In the same way that Frey’s tableware makes a place for mind and body, pleasure and intellect, sensation and contemplation, her wall-mounted plates demonstrate, rather playfully, that taste is not an abstract idea but a bodily activity. The 19 platter-sized tondos in this exhibition, made from 1978 to 2002, insist that visual satisfaction is a form of corporeal sustenance—that eating and looking are two ways humans consume things. The cycle of life takes pointblank shape in her plates, which include skeletons as well as a fair share of death and destruction, mayhem and chaos. The wildly textured surfaces of these pieces erupt with people, places, and things that appear to be disintegrating. Sometimes they seem to be dissolving into the primal stew out of which all life burbled. At other times they look as if they have fallen into a cartoon washing machine, whose spin cycle is set on high.

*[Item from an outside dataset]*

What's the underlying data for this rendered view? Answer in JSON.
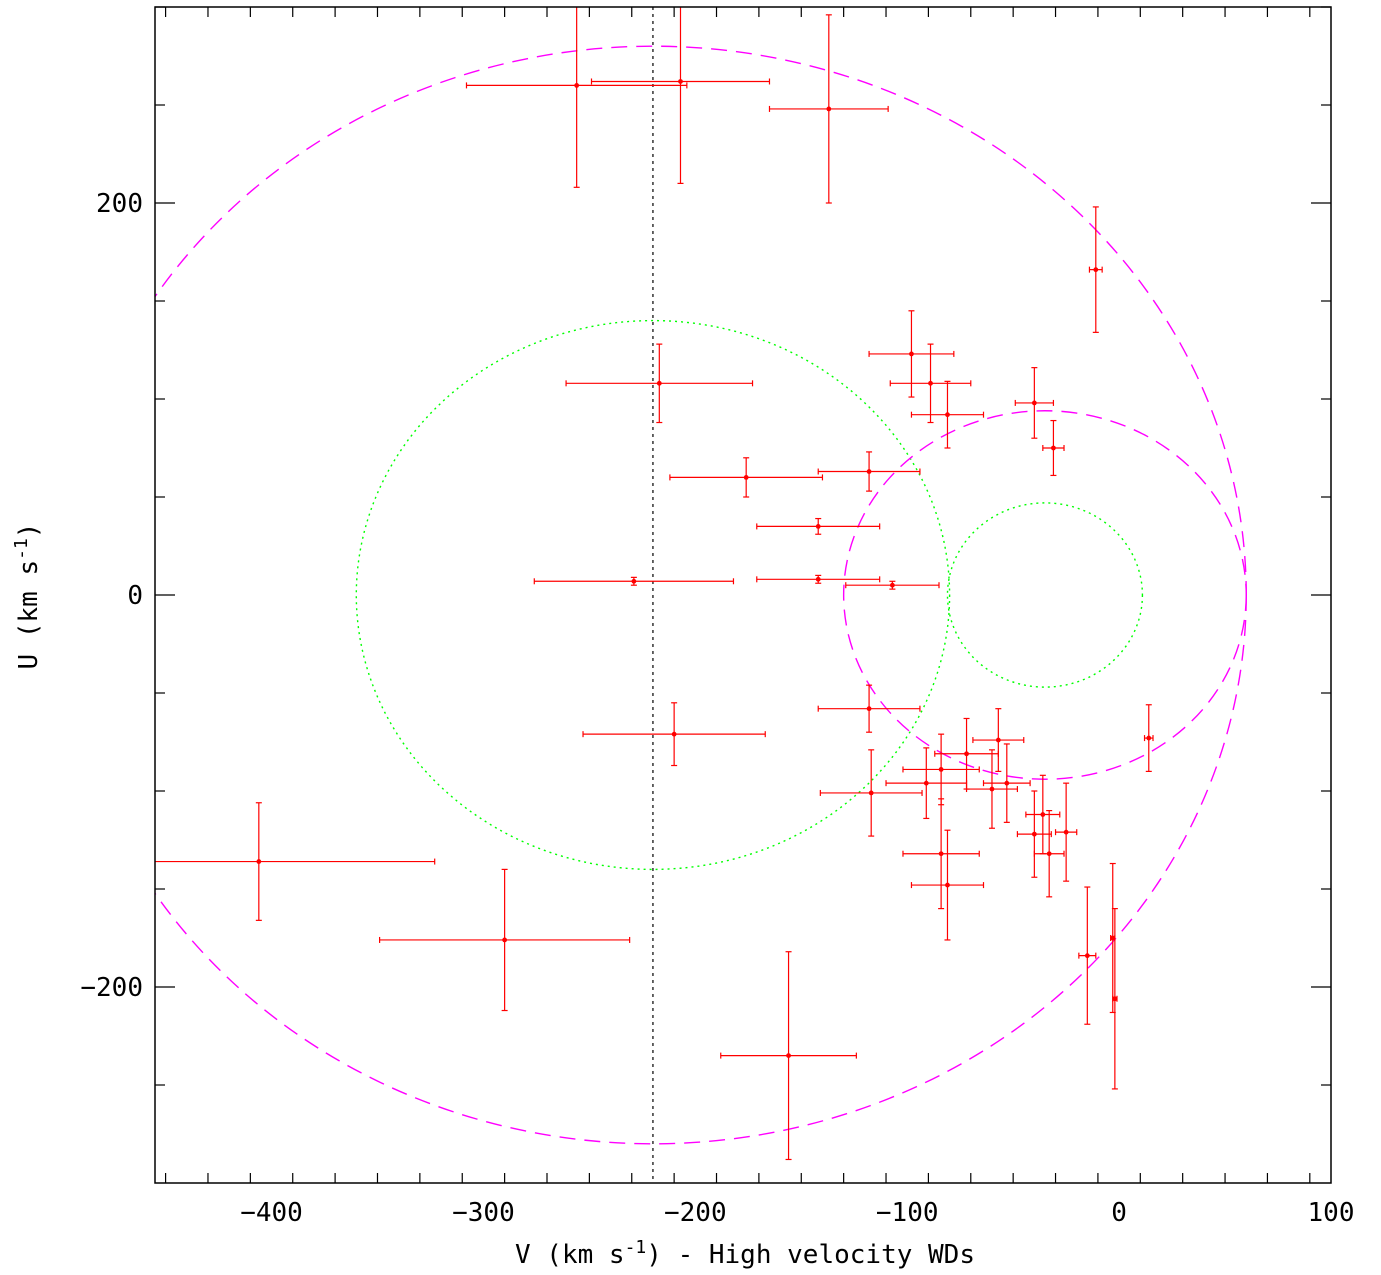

Fate, and its inescapability, emerge as the big ideas that animate Frey’s raucous tondos. Comedy, however, is never far in the background. That combination gives Frey’s glazed reliefs a sense of well-rounded balance, a deep appreciation of life’s absurdities. Maturity and wisdom enter the picture surreptitiously, never directly or in a heavy-handed manner. The DNA of Frey’s plates includes strands that run back to the hooded figures in Philip Guston’s darkly comic paintings and the domestic spaces in Elizabeth Murray’s spunky marriages of abstraction and representation. Square-inch by square-inch, Frey’s plates are among the most explosive works of their generation.
Her large oils-on-canvas resemble several paintings laid side by side, their edges overlapping. Time-lapse photography comes to mind, or the frames of film, before everything went digital. In either case, Frey rarely paints a single moment in time. Instead, she shows several figures at multiple moments throughout the day, moving from one scene or situation to another as their lives unfold, slowly and steadily or suddenly and abruptly. That multiplicity suggests that life is not defined by singular instants but by the shifts between and among various fragments. It is a cumulative, compare-and-contrast series of adjustments that are never clear-cut or over-and-done-with but go on and on. This creates endless opportunities for reevaluation and reinterpretation.
The single sculpture in the exhibition similarly suggests that we are in the middle of things—that the story started before we came upon it and will continue long after we leave. The larger-than-lifesize businessman looks as if he is about to get back on his feet. The shock of having fallen—or been knocked down—hasn’t yet registered in his head or on his face. He, like us, is in an in-between state. Caught in the moment between an event and his comprehension of its significance, his limbs react faster than his intellect, which scrambles to keep up with the action.
That sense of doubleness energizes all of Frey’s art, from her tableware that serves food and drink as well as images and stories to her wall-mounted plates, which invite our imaginations to travel in many directions simultaneously. The edgy restless that percolates in her works ensures that nothing sits still, least of all us.
David Pagel is a nationally known critic, a recipient of the Andrew W. Mellon Fellowship in Contemporary Arts Criticism and a regular contributor to the Los Angeles Times.